Likewise, the authors comment on stroke severity in this guideline, noting the relative exclusion of both very mild and very severe strokes. Again, these authors recommend use of tPA for very severe strokes with Level A evidence while noting the National Institute of Neurological Disorders and Stroke (NINDS) enrolled “relatively few patients” and IST-3’s adjusted odds ratio for good outcome with increasing the National Institutes of Health Stroke Scale (NIHSS) did not reach statistical significance.

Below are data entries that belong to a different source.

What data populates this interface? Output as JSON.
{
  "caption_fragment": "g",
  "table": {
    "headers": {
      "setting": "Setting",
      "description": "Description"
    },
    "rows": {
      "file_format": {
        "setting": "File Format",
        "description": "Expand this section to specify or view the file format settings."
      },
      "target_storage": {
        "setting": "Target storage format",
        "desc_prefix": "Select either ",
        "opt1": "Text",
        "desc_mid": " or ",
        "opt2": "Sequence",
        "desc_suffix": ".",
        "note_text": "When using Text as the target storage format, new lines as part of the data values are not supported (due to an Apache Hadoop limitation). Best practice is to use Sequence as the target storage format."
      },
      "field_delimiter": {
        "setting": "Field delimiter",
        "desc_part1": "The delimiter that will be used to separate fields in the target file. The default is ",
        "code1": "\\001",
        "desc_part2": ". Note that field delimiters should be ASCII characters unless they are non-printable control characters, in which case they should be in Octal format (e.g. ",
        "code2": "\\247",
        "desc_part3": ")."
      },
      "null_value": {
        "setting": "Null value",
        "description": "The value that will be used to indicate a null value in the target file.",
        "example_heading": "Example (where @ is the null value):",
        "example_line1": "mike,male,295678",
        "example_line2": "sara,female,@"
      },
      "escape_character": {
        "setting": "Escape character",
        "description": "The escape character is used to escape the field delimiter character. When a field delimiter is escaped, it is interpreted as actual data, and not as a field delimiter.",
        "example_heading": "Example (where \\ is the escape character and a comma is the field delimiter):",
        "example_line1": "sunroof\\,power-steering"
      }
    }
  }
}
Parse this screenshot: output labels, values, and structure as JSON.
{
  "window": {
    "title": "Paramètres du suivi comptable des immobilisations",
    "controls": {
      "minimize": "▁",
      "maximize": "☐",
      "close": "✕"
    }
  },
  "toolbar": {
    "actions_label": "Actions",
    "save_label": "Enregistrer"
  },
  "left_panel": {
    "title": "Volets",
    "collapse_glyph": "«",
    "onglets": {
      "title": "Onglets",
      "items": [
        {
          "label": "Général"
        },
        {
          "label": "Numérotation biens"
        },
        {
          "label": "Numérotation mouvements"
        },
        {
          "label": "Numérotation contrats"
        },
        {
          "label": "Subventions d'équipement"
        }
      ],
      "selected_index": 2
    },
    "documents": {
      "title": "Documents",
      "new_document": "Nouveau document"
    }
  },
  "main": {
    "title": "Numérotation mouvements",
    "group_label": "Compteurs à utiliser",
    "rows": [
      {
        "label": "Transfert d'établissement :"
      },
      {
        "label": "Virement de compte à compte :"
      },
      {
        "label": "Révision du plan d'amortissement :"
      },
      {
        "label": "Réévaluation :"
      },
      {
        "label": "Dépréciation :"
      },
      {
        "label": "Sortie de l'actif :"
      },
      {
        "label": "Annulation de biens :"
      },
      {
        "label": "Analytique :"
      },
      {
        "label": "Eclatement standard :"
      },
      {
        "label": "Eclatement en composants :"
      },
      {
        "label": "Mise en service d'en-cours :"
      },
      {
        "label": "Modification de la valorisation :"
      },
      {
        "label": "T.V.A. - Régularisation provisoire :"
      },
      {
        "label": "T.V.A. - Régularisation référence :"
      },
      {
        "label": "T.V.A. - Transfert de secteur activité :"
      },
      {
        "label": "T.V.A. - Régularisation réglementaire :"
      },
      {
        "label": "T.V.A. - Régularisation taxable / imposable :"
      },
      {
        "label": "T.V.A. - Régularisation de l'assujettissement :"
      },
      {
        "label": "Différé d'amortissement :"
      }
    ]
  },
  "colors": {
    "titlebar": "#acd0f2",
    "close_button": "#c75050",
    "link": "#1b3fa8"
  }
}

More concerning is the authors’ approach to mild stroke syndromes. The authors recommend tPA as “proven clinical benefit” for “mild but disabling” stroke symptoms with Level A evidence. They do so in the same breath as acknowledging, “Because nearly 3,000 such cases of ischemic stroke were excluded from the two NINDS trials for mild symptoms, any analysis of mild symptoms within the two NINDS trials is difficult to interpret.” Furthermore, in a reversal from other recommendations touting favorable findings from IST-3, the authors of this section ignore the neutral outcomes of 612 patients treated with NIHSS 0-5 in that trial. These authors assured endorsement of use of tPA in mild stroke syndromes would seem to suggest its use is a settled question, even though Genentech is funding the Prevention of Relapses and Disability by Interferon beta-1a Subcutaneously in Multiple Sclerosis, or PRISMS, trial designed to investigate essentially this exact cohort.³

Rapidly improving symptoms are frequently cited as treatment exclusions. Transient cerebral ischemia, after all, is not an indication for tPA. In the section addressing this clinical scenario, these authors cite the work of The Re-Examining Acute Eligibility for Thrombolysis (TREAT) Task Force.⁴ As if the acronym of this expert panel was not an apparent enough bias, support for this panel was received from Genentech. Participants in the meeting had all travel expenses paid by Genentech, and most of the panel representatives had some conflict of interest due to a relationship with Genentech. The foregone conclusion of this panel, reiterated in these guidelines, is that improving symptoms should not exclude patients from tPA.

Frankly, the general theme of this document is that tPA should be given or considered for most of the previous exclusion criteria. This includes such apparently concerning clinical scenarios such as recent major surgery, recent major trauma, a known left-sided heart thrombus, recent gastrointestinal or genitourinary bleeding, and known extra-axial neoplasms. These authors also recommend considering tPA for patients with dementia and end-stage malignancy and those already moderately disabled without substantially framing the question of appropriateness. Finally, these authors also implicitly endorse the slash-and-burn processes taking root in our emergency departments by stating the 2 percent incidence of intracranial hemorrhage in stroke mimics is safety margin enough to not delay tPA administration to make an accurate diagnosis.